Rise of boutique and pod hotels

Those travelling outside of UK cities, now tend to seek unique and immersive experiences, driving the demand for boutique and ‘lifestyle’ hotels. These establishments often emphasize local culture, design, and personalised services. Investors are recognising the potential of these niche markets, leading to an increased number of transactions involving boutique hotels.

In terms of inner-city stays, we’re seeing an increase in pod or micro hotels. They offer good quality services at a low price for travellers and our research reveals that a London pod hotel room can be up to 22 per cent cheaper than a traditional budget hotel in the same area. Recent examples of activity in this market include Melford Capital’s conversion of London’s SoHostel, comprised of 775 capsule beds and a large roof terrace. Similarly, Kabannas has a new micro accommodation capsule platform recently backed by €200 million of funding.

Hotel conversions continue

We’ve seen nine offices convert to hotels this year, and expect this to continue for the first half of 2024, primarily in London but also stretching into cities across other UK regions. A recent example is Haymarket House which was purchased by Criterion Capital this year and is expected to go through an office to hotel conversion.

The City of London’s planning policy softened to allow vacant offices to go through a repositioning, which is typical in America, and helps to assist the circulation of stock in the market.

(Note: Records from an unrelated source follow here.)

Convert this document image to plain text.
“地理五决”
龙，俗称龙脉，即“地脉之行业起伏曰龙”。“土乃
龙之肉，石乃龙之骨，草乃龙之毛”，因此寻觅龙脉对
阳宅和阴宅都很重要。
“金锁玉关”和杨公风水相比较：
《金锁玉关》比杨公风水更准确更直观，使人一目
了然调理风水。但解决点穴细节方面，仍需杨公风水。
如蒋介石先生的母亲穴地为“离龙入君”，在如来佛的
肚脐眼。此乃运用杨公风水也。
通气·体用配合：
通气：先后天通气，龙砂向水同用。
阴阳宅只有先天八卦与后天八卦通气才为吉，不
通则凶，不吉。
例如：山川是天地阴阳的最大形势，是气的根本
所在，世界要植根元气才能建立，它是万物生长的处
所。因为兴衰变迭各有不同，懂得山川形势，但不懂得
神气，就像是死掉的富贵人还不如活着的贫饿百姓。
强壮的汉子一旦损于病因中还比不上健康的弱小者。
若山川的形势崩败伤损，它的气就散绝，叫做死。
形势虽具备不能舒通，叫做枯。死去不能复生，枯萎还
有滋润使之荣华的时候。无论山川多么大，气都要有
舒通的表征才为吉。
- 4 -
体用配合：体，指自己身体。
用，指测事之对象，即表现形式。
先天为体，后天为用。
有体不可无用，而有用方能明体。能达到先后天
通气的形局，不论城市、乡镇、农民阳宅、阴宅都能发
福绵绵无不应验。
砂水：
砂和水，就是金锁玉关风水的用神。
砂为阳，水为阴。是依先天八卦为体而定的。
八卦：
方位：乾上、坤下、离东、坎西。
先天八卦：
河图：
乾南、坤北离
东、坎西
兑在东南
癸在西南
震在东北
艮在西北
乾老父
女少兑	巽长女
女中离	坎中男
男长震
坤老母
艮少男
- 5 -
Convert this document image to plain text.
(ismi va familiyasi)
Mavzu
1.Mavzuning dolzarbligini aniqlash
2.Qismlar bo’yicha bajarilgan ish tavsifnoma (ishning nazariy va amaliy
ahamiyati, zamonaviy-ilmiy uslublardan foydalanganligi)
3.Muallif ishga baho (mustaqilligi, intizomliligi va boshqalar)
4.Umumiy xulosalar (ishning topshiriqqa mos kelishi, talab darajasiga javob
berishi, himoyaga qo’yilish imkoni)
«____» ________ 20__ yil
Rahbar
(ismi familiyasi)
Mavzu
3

In conclusion, it’s no surprise that the hotel sector remains resilient in the face of uncertainty, and it’s positive to see it bouncing back from the negative impact of the pandemic. Hotels are the second oldest asset class after houses – and consumers continue to seek a home away from home to visit new sites, friends and family. Investment into the UK market will get back to its five year average, and we look forward to seeing how it performs in 2024.